Phoenician red slipped and burnished ware is identified by its golden-colored fabric and red glossy surface caused by a thick red burnished slipped.
During the Iron Age, burnished (or polished) red slip was the most common approach to decorating table vessels throughout the eastern Mediterranean. Potters in Cilicia, Cyprus, and along the Levantine coast all produced vessels finished in this manner, e.g., Cilician LB-Iron Age Red Slip Ware, Cypriot Iron Age Red Slip Ware, Red slips have a long history in Levantine pottery in general; they are common throughout the Bronze Age in most locations as well, e.g., Canaanite MB-LB Red Slipped Ware. They remained popular in later eras as well, e.g., Cypriot Hellenistic red slip ware and all the various Hellenistic and Roman (and later) red-slip wares.

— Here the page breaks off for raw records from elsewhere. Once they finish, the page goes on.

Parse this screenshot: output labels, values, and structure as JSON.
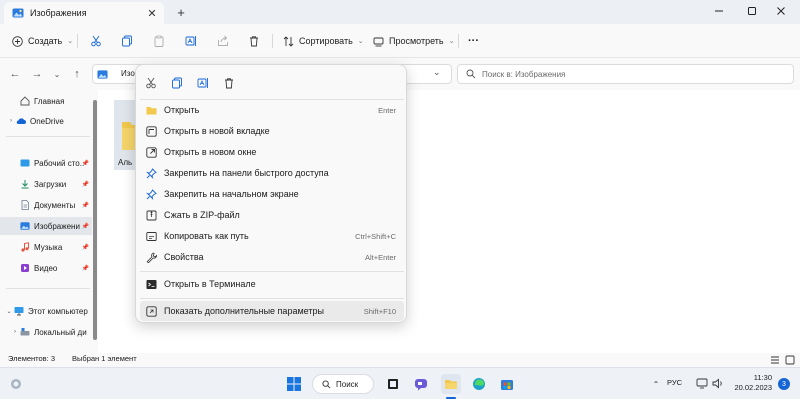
{
  "window": {
    "tab_title": "Изображения"
  },
  "commandbar": {
    "create_label": "Создать",
    "sort_label": "Сортировать",
    "view_label": "Просмотреть"
  },
  "address": {
    "crumb": "Изо",
    "search_placeholder": "Поиск в: Изображения"
  },
  "nav": {
    "home": "Главная",
    "onedrive": "OneDrive",
    "desktop": "Рабочий сто..",
    "downloads": "Загрузки",
    "documents": "Документы",
    "pictures": "Изображени",
    "music": "Музыка",
    "videos": "Видео",
    "thispc": "Этот компьютер",
    "localdisk": "Локальный ди"
  },
  "content": {
    "folder_label": "Аль"
  },
  "context_menu": {
    "items": [
      {
        "label": "Открыть",
        "shortcut": "Enter",
        "icon": "folder-icon"
      },
      {
        "label": "Открыть в новой вкладке",
        "shortcut": "",
        "icon": "new-tab-icon"
      },
      {
        "label": "Открыть в новом окне",
        "shortcut": "",
        "icon": "new-window-icon"
      },
      {
        "label": "Закрепить на панели быстрого доступа",
        "shortcut": "",
        "icon": "pin-icon"
      },
      {
        "label": "Закрепить на начальном экране",
        "shortcut": "",
        "icon": "pin-icon"
      },
      {
        "label": "Сжать в ZIP-файл",
        "shortcut": "",
        "icon": "zip-icon"
      },
      {
        "label": "Копировать как путь",
        "shortcut": "Ctrl+Shift+C",
        "icon": "copy-path-icon"
      },
      {
        "label": "Свойства",
        "shortcut": "Alt+Enter",
        "icon": "wrench-icon"
      },
      {
        "label": "Открыть в Терминале",
        "shortcut": "",
        "icon": "terminal-icon"
      },
      {
        "label": "Показать дополнительные параметры",
        "shortcut": "Shift+F10",
        "icon": "more-options-icon"
      }
    ]
  },
  "status": {
    "count": "Элементов: 3",
    "selected": "Выбран 1 элемент"
  },
  "taskbar": {
    "search_label": "Поиск",
    "lang": "РУС",
    "time": "11:30",
    "date": "20.02.2023",
    "notifications": "3"
  },
  "colors": {
    "accent": "#1464d6",
    "folder": "#f2c94c"
  }
}
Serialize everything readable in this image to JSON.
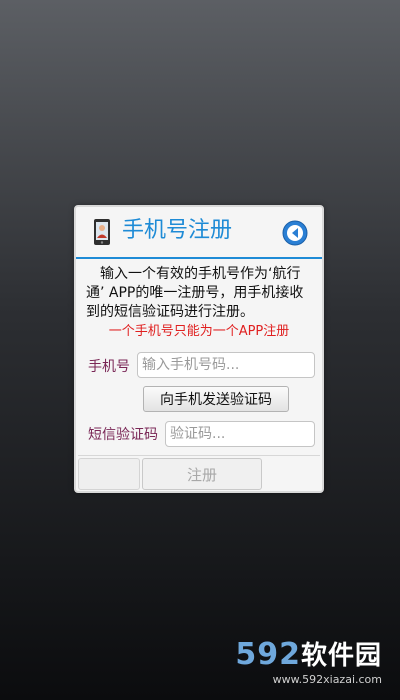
{
  "dialog": {
    "title": "手机号注册",
    "description": "输入一个有效的手机号作为‘航行通’ APP的唯一注册号，用手机接收到的短信验证码进行注册。",
    "warning": "一个手机号只能为一个APP注册",
    "phone": {
      "label": "手机号",
      "placeholder": "输入手机号码...",
      "value": ""
    },
    "send_code_label": "向手机发送验证码",
    "sms_code": {
      "label": "短信验证码",
      "placeholder": "验证码...",
      "value": ""
    },
    "register_label": "注册"
  },
  "icons": {
    "title_icon": "phone-user-icon",
    "back_icon": "back-arrow-icon"
  },
  "watermark": {
    "logo_num": "592",
    "logo_cn": "软件园",
    "url": "www.592xiazai.com"
  },
  "colors": {
    "accent": "#1e8bd6",
    "warning": "#e01f1f",
    "label": "#7a2756"
  }
}
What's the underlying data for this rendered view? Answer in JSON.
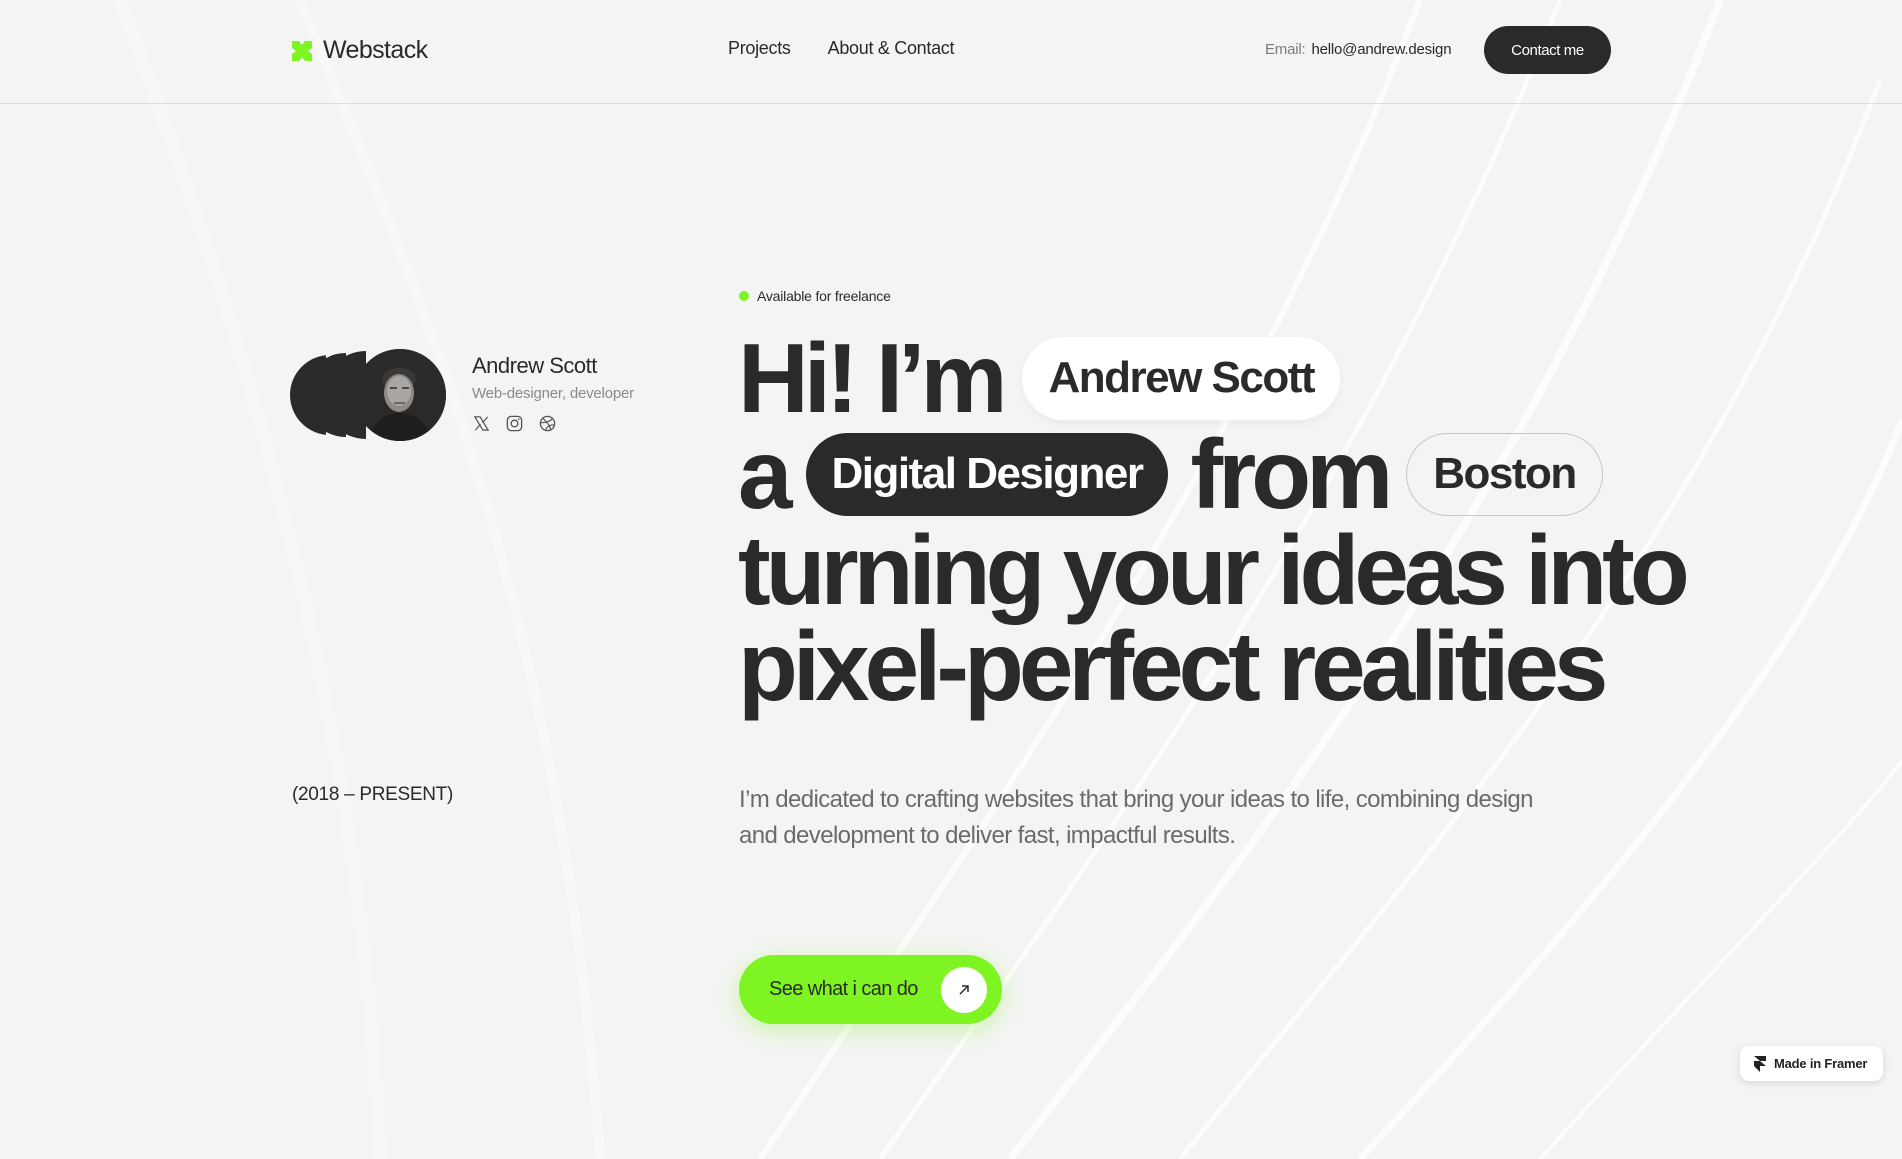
{
  "brand": {
    "name": "Webstack",
    "accent": "#7ef522",
    "dark": "#2b2a29"
  },
  "nav": {
    "items": [
      {
        "label": "Projects"
      },
      {
        "label": "About & Contact"
      }
    ]
  },
  "header": {
    "email_label": "Email:",
    "email_value": "hello@andrew.design",
    "contact_button": "Contact me"
  },
  "profile": {
    "name": "Andrew Scott",
    "role": "Web-designer, developer",
    "socials": [
      "x-icon",
      "instagram-icon",
      "dribbble-icon"
    ],
    "period": "(2018 – PRESENT)"
  },
  "hero": {
    "status": "Available for freelance",
    "line1_prefix": "Hi! I’m",
    "name_pill": "Andrew Scott",
    "line2_prefix": "a",
    "role_pill": "Digital Designer",
    "line2_mid": "from",
    "city_pill": "Boston",
    "line3": "turning your ideas into",
    "line4": "pixel-perfect realities",
    "description": "I’m dedicated to crafting websites that bring your ideas to life, combining design and development to deliver fast, impactful results.",
    "cta_label": "See what i can do"
  },
  "badge": {
    "label": "Made in Framer"
  }
}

Two key ways to distinguish between vessels of these various traditions, periods, and locales are the specific shapes and types made, and the final finish of the slip. Slips could be left matte, hand or wheel-polished or burnished, or fired to create additional gloss.
In the case of Phoenician Iron Age Red Slipped and Burnished Ware, slips were highly burnished and shiny. Shapes included plates, bowls, jugs, and juglets. Plates and bowls were generally thin-walled, with a string-cut disc base. Particular types of jugs include vessels with a trefoil mouth, long neck, and piriform body. Juglets had mushroom-shaped rims.